Graduate student Drew Sauve recently returned from Cooper Island. He describes his collaboration with George in this guest post.
The Black Guillemots on Cooper Island are one of many wild populations that are responding to climate change by changing when they lay their eggs. These Arctic seabirds want to lay their eggs as soon as the winter snow melts and spring begins, because their breeding season—from first access to a nest cavity to departure of chicks—is 80 days, an exceptionally long breeding period for a bird. Parent guillemots have to have their young ready to fly off to sea before fall snow accumulation begins to block entrances to nest cavities. In recent years, with sea ice retreating offshore in late summer, early breeding has the benefit of being able to provision young when the preferred prey of Arctic Cod is still readily available.
While there are decades of data that show spring snowmelt is occurring earlier in northern Alaska and, allowing guillemots to lay their eggs earlier, my research is focused on whether Black Guillemots are evolving to lay their eggs earlier.
George has created a detailed banding dataset, where every parent has a numbered metal band, and a unique colour band combination; all of their nestlings are banded before fledging. Using this data set, I can construct family trees for the birds breeding on the island. Family trees or pedigrees are often used in studies of human health or livestock breeding. In the rare case where we have long-term pedigrees in wild populations, geneticists can use them to determine genetic variation in a trait—in this case, when birds lay their eggs.
The amount of genetic variation or the potential for genetic change in a key trait like egg-laying date could determine whether a population will be able to adapt to climate change.
The analyses we do with a pedigree are similar to what a farmer might do when trying to select cows that produce more milk.
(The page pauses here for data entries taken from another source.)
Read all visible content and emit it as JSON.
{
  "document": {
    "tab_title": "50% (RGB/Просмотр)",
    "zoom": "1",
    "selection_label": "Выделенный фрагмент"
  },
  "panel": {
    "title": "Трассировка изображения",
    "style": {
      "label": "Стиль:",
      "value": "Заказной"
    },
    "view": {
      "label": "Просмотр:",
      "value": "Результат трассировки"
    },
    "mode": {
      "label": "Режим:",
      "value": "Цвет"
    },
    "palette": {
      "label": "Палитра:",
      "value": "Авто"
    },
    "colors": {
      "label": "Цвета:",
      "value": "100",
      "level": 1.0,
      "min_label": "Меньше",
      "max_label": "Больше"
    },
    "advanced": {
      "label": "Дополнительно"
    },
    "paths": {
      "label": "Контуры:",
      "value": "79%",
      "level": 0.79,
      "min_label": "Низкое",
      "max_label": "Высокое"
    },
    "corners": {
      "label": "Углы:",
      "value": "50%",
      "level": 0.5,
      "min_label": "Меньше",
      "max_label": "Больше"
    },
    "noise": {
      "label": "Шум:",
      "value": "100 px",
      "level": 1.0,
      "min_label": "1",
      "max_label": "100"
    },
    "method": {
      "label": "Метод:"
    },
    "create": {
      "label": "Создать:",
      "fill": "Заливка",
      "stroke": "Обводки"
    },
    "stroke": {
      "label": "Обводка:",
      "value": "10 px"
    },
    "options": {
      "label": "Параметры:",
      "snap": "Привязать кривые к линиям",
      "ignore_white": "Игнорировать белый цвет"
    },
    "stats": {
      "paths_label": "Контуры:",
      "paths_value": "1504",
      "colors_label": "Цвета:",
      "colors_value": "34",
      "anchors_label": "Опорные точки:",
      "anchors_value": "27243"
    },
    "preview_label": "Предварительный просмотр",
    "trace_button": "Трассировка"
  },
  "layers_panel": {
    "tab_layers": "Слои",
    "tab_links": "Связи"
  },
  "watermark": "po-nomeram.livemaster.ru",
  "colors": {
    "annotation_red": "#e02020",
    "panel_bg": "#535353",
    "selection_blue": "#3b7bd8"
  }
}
Some cows and their families might produce more milk, so the farmer would select those cows when breeding their stock. Instead of cow families that produce lots of milk, I tried to find guillemot families that laid their eggs earlier than others in response to snowmelt. However, instead of a farmer selecting cows I wanted to see if climate change was selecting for earlier breeding guillemots.
Ultimately, there were no family groups that tended to lay earlier than others. Using my farmer example again, this would be like trying to select a cow with high milk output when all the families of cows produced the same amount of milk. The farmer would be unable to improve their herd because all the cows are the same with regards to milk production.
What this means on Cooper Island is that Black Guillemots are unlikely to evolve earlier laying dates to match warmer temperatures and the change in laying-date we’ve observed so far is not because of evolution. Rather individual birds are behaviorally adjusting their laying date due to changes in snowmelt.
Unfortunately, this behavioural response to snowmelt doesn’t seem to be enough of a response as the birds are still struggling to raise offspring in the warming Arctic.
The Cooper Island data demonstrate the power of long-term, detailed data collection. Just as George did not intend to study climate change when he started the study in 1975, I also do not think he intended on collecting data that one day would be useful for building a pedigree with multiple generations of Black Guillemots, but he did just that.
The value of long-term datasets might not always be apparent when starting the study, but much of our understanding of evolution, behavior, ecology, and responses to climate change come from research that span decades. I suspect that the Cooper Island dataset and others like it will continue to be valuable in the future.